Путь до спрятанной в уединенной бухточке кочермы занял у горцев два дня. Еще двое суток ушло на то, чтобы попасть в Еникале. Время в дороге не прошло впустую, и лейтенант имел с собой составленный им тщательный план крепости, с указанием материала и толщины стен, расположением бастионов, отмеченными местами расположения артиллерии, ее составом и количеством, а также оценкой численности гарнизона и порядков, царящих в городе.

Иван мог бы по праву гордиться собой и быть вполне счастлив, если бы не одно обстоятельство – полученные бесценные сведения еще предстояло доставить командованию, а вот тут-то была проблема. За два месяца общения с горцами он не выучил в совершенстве их языка, но научился в основном понимать смысл того, о чем говорят попутчики.
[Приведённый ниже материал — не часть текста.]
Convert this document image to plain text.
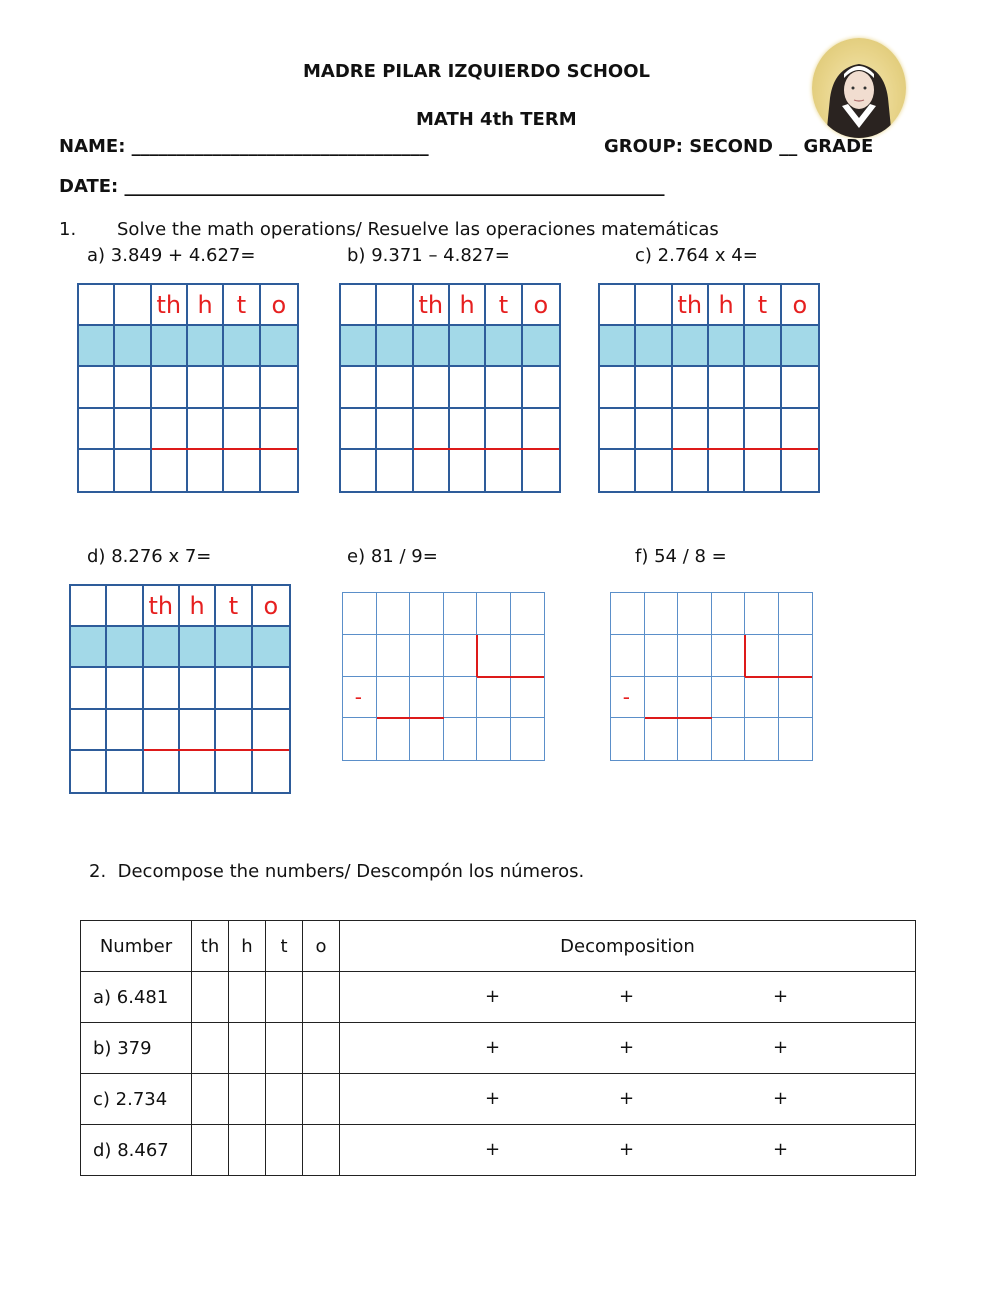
MADRE PILAR IZQUIERDO SCHOOL
MATH 4th TERM
NAME: _________________________________	GROUP: SECOND __ GRADE
DATE: ____________________________________________________________
1. Solve the math operations/ Resuelve las operaciones matemáticas
a) 3.849 + 4.627=	b) 9.371 – 4.827=	c) 2.764 x 4=
d) 8.276 x 7=	e) 81 / 9=	f) 54 / 8 =
th h	t	o	th h	t	o	th h	t	o
th h	t	o
-	-
2.  Decompose the numbers/ Descompón los números.
Number	th	h	t	o	Decomposition
a) 6.481					+ + +

b) 379					+ + +

c) 2.734					+ + +

d) 8.467					+ + +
Будучи предусмотрительным молодым человеком, Иван никому, и прежде всего Али, не показывал своих умений, и джигиты спокойно разговаривали в присутствии гяура.

Так ему стало известно, что как только он передаст Али вознаграждение, полагающееся его людям, то будет моментально зарезан, чтобы не оставлять следов неблаговидного сотрудничества натухайцев с извечными врагами. Турки не были бы в восторге, когда узнали бы, что планы их главной твердыни на восточном побережье Черного моря попали в руки русских благодаря измене горского племени. Месть янычар страшна, так что Али принял решения до нее не доводить – русский должен умереть, планы крепости будут уничтожены, а он с товарищами, отнюдь не прогулявшими в Анапе даже половины щедрой добычи, отправиться домой, гордясь чисто проделанной работой.

С Али нужно было что то делать, и медлить в этом было нельзя. Иван думал, как ему выкрутиться из смертельной ловушки, в которую он сам себя загнал все время, пока они плыли к Еникале, и, кажется, придумал. Сказав, что не хотел бы привлекать посторонних глаз к расположенному за городом тайнику с деньгами, Иван отправился в горы наедине с Али.

Опытному и готовому к такому повороту событий лейтенанту не составило большого труда справиться со слишком самонадеянным горцем, бросившимся на него с кинжалом, как только лейтенант нагнулся, чтобы поднять увесистый кожаный мешок с серебром, спрятанный под массивным камнем. Пистолетный выстрел в упор не оставил Али шансов, но и сам лейтенант, получил от умирающего горца удар кинжалом, распоровший мышцы на левом предплечье.

Иван отлично понимал, что возвращаться в Еникале теперь было нельзя. Наскоро перевязав неопасную, но болезненную рану, лейтенант направил коня в горы, чтобы попасть в Севастополь сушей. Под вечер ему стало дурно, но Иван списал недомогание на усталость и потерю крови, продолжавшей сочиться из-под повязки. Наутро, ослабевший офицер едва нашел в себе силы сесть в седло. Потом он так и не смог восстановить подробностей этого путешествия – оно проходило как в бреду, но когда Иван прибыл в Севастополь, он был едва жив.

Три дня офицер пролежал без сознания, а когда очнулся, оказалось, что флот уже покинул базу и направился к Анапе. Невзирая на лихорадку, вызванную ранением, лейтенант предъявил свои полномочия, и добился, чтобы его отправили к осажденной крепости первым же транспортом. Нужно было спешить – ведь идти на крепость штурмом в лоб было подобно самоубийству. Грамотные французские инженеры выстроили оборону таким образом, что лобовая атака фортов не имела шансов на успех.

Обращенная в военный транспорт яхта «Голубка», с лейтенантом Куприяновым на борту, покинула Севастополь двадцать пятого апреля, а двадцать шестого над Черным морем разразился жесточайший шторм.